At first blush, the unboxing process is lackluster. For a product of this price class, though, ($50) that's to be expected. It's just a simple cardboard box with a plastic bag containing the dock and minimal documentation. The USB C connector has a little plastic cover, and that's nice, I guess. First time I've seen one of those for a USB C cable.
Now, the Steam Deck here is no stranger to the concept of "Docking." There are many USB C hubs that come with a full suite of ports. Things like USB, HDMI, DisplayPort, SD Card readers, audio jacks, and even Ethernet.
I have a few of them here.
But these all have some kind of drawback. Whether they are missing features, have ports that are not supported by the Deck (because why should the "Universal" in Universal Serial Bus be anything other than straightforward), or are simply cumbersome to use.
And that's where the JSAUX dock makes all the difference. See, it has the USB expansion, it has the HDMI port, and the Ethernet--and all it's designed for the Steam Deck. But it also has the slot that let's you seat the Steam Deck in an upright position.
My biggest gripe about the USB hubs that I've got on hand is needing to prop the Deck up to allow heat to vent properly while docked. I made a video about 3D printing accessories for the Steam Deck and I went through at least 3 different Steam Deck stands before I found one I liked. You should watch that video as it's pretty interesting. You can find a link here. However, with the JSAUX Dock, that feature is built right in.
So let's actually dive into the specs.
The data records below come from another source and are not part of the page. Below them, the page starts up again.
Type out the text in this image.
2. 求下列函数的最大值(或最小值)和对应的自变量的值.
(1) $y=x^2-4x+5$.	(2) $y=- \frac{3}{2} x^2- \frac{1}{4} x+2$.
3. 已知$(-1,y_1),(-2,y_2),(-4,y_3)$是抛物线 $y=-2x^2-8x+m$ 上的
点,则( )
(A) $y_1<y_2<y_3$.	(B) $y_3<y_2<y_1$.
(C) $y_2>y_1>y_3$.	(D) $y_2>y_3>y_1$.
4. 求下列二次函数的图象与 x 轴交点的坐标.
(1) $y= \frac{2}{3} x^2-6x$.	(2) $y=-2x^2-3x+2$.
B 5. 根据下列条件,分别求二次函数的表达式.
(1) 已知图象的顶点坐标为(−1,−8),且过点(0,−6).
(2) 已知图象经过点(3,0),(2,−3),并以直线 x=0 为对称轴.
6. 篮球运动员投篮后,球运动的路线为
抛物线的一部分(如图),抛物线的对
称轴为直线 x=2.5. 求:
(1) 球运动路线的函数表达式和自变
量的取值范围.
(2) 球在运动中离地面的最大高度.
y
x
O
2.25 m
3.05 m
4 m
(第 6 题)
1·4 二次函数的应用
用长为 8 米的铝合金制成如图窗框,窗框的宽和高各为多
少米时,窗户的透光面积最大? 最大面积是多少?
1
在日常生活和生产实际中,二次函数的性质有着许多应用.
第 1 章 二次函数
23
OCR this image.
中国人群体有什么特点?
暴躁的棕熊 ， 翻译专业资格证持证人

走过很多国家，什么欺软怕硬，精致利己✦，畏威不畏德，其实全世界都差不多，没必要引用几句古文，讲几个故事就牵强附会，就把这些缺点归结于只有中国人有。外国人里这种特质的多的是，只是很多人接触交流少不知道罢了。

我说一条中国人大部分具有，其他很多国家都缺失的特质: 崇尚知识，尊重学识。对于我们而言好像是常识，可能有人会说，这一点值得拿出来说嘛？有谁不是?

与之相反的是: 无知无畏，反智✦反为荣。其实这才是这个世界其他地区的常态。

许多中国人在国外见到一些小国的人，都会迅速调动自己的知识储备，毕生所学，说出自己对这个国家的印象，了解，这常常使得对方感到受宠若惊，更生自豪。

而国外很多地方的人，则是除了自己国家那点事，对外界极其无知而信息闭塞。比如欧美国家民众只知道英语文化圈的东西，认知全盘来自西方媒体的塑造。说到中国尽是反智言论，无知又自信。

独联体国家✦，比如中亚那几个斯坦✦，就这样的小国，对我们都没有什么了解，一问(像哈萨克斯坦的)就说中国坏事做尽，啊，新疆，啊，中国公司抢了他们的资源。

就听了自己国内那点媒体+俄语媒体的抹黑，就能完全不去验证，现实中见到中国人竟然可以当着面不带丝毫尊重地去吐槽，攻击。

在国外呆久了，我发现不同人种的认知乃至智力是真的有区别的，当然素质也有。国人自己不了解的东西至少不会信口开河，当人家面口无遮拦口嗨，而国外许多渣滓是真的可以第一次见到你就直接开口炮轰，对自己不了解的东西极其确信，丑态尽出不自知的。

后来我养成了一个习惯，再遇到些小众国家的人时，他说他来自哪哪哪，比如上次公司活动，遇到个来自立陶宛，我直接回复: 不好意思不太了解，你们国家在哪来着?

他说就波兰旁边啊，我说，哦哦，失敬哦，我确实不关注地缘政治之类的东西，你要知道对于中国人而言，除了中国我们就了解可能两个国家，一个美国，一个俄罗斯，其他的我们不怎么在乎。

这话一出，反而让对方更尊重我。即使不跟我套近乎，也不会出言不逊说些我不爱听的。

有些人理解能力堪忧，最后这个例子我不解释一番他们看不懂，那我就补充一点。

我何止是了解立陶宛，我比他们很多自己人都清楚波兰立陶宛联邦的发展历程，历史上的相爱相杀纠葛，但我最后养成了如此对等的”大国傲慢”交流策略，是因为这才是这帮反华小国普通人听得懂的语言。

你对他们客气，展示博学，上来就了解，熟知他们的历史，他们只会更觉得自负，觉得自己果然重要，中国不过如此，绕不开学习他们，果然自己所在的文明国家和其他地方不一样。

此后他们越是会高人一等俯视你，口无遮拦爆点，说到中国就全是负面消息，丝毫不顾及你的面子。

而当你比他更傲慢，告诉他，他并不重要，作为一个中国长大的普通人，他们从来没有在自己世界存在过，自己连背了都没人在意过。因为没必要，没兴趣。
According to the documentation that came with the device and JSAUX's website... err... well, it looks like they share their domain which I've never seen before... but anyway, the Steam Deck dock is has:
- x3 type A USB 3.0 at up to 5GBPS and 5V/1A of power--all pretty standard.
- HDMI 2.0 with up to 4K 60
- Gigabit Ethernet
- And 100W power delivery via the USB C port which is more than the Steam Deck needs
So, how does this thing perform? Great. In all my tests I didn't have any issues. I tried monitors and TV and they all worked. And the USB devices I tried performed as expected. Except for one thing. If you have one of the protective cases from JSAUX on your Deck, the Deck won't actually sit firmly in the dock. Thus kinda defeating the purpose. So you have to take the case off to seat your Deck and it's kind of a glaringly obvious oversight here.
And that sucks. That really sucks.
In my testing of the Dock, though, I've found that the USB ports live up to the spec, and so does the Gigabit Ethernet.
So should you buy any of these products? Well, I'd recommend the screen protector if you don't have the 512 Gig model. I would say the Silicone Case is a pass for me, the Standing Case is a "it depends" (really, you need to have big hands as it does change how you grip the device and keep in mind that it no longer fits in the stock carrying case once it's applied to your Deck), and finally the Docking Station is a solid "yes".
I really like the dock and it fulfills the need that Valve's leaving open by delaying the official dock. It's good, solid construction. My one complaint is the Ethernet coming out the side. I'd rather have it come out the back like the rest of the cables.